At that moment he felt a soft touch upon his hand, and he saw Fanny looking at him through the tears that still flowed.

“You have no one to care for you? Don’t say so! Come and live with us, brother; we’ll care for you. I have never forgotten the flowers—never! Do come! Fanny shall love you. Fanny can work for three!”

“And they call her an idiot!” mumbled the old man, with a vacant smile on his lips.

“My sister! You shall be my sister! Forlorn one—whom even Nature has fooled and betrayed! Sister!—we, both orphans! Sister!” exclaimed that dark, stern man, passionately, and with a broken voice; and he opened his arms, and Fanny, without a blush or a thought of shame, threw herself on his breast. He kissed her forehead with a kiss that was, indeed, pure and holy as a brother’s: and Fanny felt that he had left upon her cheek a tear that was not her own.

“Well,” he said, with an altered voice, and taking the old man’s hand, “what say you? Shall I take up my lodging with you? I have a little money; I can protect and aid you both. I shall be often away—in London or else where—and will not intrude too much on you. But you blind, and she—(here he broke off the sentence abruptly and went on)—you should not be left alone. And this neighbourhood, that burial-place, are dear to me. I, too, Fanny, have lost a parent; and that grave—”

He paused, and then added, in a trembling voice, “And you have placed flowers over that grave?”

“Stay with us,” said the blind man; “not for our sake, but your own. The world is a bad place. I have been long sick of the world. Yes! come and live near the burial-ground—the nearer you are to the grave, the safer you are;—and you have a little money, you say!”

“I will come to-morrow, then. I must return now. Tomorrow, Fanny, we shall meet again.”

“Must you go?” said Fanny, tenderly. “But you will come again; you know I used to think every one died when he left me. I am wiser now. Yet still, when you do leave me, it is true that you die for Fanny!”

At this moment, as the three persons were grouped, each had assumed a posture of form, an expression of face, which a painter of fitting sentiment and skill would have loved to study. The visitor had gained the door; and as he stood there, his noble height—the magnificent strength and health of his manhood in its full prime—contrasted alike the almost spectral debility of extreme age and the graceful delicacy of Fanny—half girl, half child.

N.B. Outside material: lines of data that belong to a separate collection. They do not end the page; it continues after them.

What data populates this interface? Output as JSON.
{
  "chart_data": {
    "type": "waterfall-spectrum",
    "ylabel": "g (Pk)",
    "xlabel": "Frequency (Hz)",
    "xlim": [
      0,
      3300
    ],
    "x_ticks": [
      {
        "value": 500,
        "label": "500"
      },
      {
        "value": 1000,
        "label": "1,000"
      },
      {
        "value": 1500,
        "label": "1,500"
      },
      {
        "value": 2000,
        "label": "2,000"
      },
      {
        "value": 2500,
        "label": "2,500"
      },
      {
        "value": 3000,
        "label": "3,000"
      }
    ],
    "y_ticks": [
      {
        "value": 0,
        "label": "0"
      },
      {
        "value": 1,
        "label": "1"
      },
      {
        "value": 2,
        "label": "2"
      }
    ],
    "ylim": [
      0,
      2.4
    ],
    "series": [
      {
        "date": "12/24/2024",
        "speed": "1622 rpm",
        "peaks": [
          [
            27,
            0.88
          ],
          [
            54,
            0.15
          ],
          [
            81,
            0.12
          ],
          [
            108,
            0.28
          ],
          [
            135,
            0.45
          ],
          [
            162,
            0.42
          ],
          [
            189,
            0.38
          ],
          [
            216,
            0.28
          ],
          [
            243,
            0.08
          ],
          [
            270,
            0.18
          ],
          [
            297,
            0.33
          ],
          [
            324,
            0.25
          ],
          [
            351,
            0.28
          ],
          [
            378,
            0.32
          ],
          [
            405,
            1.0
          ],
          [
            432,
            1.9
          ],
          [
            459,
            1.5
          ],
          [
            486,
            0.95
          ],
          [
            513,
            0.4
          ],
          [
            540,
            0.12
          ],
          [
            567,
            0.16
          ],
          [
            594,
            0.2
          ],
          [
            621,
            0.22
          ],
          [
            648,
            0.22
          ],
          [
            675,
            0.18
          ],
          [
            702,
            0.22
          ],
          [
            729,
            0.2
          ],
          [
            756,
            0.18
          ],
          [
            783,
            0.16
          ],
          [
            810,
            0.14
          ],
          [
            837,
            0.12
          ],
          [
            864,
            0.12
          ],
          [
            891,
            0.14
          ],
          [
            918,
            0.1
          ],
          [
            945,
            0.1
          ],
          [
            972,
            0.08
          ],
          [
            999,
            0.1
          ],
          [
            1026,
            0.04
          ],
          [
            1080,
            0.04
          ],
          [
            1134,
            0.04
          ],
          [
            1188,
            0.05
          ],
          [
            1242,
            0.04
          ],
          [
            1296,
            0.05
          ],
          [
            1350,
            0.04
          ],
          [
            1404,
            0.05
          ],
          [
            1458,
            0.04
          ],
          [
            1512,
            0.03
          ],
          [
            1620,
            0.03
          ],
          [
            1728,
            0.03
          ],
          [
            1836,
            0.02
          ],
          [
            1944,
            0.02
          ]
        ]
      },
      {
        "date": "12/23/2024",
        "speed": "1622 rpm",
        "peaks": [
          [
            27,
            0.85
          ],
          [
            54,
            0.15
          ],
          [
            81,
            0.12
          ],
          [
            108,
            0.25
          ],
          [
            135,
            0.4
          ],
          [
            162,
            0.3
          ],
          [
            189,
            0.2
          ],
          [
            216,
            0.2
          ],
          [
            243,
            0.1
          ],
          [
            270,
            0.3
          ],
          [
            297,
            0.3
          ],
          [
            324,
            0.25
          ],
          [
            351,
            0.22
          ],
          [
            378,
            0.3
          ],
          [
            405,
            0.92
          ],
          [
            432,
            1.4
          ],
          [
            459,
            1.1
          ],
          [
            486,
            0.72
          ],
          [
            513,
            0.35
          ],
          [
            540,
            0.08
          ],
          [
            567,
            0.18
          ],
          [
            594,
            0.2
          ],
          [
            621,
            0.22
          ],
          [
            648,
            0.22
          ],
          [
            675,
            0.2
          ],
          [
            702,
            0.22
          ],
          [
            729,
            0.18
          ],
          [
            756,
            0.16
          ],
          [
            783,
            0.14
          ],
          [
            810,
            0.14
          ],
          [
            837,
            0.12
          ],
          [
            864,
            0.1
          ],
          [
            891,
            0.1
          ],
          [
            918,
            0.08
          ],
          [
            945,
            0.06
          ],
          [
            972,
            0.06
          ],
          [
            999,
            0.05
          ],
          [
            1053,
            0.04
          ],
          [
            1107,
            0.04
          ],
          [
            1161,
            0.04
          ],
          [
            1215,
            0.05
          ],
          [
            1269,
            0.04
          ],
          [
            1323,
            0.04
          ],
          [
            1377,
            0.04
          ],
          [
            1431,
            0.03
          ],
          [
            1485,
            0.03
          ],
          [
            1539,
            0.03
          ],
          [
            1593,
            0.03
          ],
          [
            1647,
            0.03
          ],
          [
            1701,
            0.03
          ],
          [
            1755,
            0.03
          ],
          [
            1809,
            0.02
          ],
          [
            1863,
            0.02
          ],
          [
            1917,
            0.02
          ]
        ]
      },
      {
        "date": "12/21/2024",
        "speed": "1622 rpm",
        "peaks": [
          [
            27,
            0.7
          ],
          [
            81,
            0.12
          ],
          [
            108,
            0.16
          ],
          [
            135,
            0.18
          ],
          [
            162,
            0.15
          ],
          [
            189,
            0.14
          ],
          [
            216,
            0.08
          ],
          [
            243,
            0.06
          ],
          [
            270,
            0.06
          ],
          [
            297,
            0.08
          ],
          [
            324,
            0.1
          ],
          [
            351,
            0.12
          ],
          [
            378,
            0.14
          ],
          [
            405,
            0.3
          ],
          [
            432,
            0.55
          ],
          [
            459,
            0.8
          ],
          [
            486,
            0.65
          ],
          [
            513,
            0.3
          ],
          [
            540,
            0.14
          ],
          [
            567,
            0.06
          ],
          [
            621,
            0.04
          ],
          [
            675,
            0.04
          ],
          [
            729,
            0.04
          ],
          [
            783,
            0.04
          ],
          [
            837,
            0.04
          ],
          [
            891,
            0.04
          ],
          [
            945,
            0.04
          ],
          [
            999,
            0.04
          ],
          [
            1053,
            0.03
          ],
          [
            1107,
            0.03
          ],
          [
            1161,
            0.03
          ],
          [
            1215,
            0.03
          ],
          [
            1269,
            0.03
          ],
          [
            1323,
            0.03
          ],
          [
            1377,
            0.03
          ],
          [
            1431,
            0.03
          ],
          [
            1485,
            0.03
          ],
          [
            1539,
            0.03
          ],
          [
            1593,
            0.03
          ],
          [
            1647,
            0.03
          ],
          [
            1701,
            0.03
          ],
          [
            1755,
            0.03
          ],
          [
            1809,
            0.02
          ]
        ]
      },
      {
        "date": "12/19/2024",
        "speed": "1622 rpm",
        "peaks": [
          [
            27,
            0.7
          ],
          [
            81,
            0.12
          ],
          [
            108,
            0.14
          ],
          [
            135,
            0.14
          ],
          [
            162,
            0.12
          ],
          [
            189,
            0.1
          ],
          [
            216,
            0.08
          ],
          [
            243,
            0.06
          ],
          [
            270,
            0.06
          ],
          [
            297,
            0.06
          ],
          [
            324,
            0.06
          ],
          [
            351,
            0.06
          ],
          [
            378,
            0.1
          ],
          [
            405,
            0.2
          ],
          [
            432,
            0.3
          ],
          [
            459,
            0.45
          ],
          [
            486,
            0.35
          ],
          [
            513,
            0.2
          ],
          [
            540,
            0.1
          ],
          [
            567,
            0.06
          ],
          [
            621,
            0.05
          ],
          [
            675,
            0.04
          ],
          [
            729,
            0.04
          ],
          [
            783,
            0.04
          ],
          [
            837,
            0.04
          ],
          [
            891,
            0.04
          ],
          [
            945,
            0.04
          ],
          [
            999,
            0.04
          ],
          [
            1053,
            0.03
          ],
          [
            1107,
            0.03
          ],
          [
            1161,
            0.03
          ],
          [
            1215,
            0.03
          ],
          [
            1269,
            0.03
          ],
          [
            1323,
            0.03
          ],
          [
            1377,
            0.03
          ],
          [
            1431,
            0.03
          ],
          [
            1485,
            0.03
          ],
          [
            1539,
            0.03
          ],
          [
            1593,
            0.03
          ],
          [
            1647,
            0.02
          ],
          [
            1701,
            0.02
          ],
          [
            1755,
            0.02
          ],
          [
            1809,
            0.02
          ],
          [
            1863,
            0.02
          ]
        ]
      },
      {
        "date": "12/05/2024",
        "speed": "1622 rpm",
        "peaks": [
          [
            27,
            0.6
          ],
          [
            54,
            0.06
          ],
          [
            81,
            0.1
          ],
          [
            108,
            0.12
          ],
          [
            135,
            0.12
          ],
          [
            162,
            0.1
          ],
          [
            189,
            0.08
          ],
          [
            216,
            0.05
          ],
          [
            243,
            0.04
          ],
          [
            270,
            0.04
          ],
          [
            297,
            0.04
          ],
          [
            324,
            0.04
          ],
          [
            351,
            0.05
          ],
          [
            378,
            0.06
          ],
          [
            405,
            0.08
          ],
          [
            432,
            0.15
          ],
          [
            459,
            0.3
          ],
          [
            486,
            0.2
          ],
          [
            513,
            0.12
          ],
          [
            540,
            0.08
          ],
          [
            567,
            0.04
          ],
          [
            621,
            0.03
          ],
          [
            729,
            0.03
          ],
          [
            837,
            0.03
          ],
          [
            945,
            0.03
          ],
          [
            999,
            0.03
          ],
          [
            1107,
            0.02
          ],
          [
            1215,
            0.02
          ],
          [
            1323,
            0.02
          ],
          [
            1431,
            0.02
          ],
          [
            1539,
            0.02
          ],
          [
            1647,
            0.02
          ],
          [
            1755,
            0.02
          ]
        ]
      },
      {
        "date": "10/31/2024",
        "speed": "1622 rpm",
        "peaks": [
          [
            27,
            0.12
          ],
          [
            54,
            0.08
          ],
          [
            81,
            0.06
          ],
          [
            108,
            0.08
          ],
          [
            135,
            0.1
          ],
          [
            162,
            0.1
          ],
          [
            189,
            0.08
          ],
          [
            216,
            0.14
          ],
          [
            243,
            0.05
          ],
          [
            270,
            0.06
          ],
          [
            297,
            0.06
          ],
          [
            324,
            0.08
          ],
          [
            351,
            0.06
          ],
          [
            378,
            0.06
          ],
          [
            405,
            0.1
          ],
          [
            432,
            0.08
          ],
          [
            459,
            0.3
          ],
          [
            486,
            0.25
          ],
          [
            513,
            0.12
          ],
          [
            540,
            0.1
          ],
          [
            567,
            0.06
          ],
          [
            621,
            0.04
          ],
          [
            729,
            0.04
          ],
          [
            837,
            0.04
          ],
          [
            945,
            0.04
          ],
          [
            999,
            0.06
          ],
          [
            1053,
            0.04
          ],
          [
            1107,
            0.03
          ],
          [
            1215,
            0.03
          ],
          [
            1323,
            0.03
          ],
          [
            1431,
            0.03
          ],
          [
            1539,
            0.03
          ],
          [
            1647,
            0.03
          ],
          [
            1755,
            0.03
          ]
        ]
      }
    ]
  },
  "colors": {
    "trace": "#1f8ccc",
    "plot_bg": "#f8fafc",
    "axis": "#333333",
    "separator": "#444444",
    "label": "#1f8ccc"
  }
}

There was something foreign in his air—and the half military habit, relieved by the red riband of the Bourbon knighthood. His complexion was dark as that of a Moor, and his raven hair curled close to the stately head. The soldier-moustache—thick, but glossy as silk-shaded the firm lip; and the pointed beard, assumed by the exiled Carlists, heightened the effect of the strong and haughty features and the expression of the martial countenance.

But as Fanny’s voice died on his ear, he half averted that proud face; and the dark eyes—almost Oriental in their brilliancy and depth of shade—seemed soft and humid. And there stood Fanny, in a posture of such unconscious sadness—such childlike innocence; her arms drooping—her face wistfully turned to his—and a half smile upon the lips, that made still more touching the tears not yet dried upon her cheeks. While thin, frail, shadowy, with white hair and furrowed cheeks, the old man fixed his sightless orbs on space; and his face, usually only animated from the lethargy of advancing dotage by a certain querulous cynicism, now grew suddenly earnest, and even thoughtful, as Fanny spoke of Death!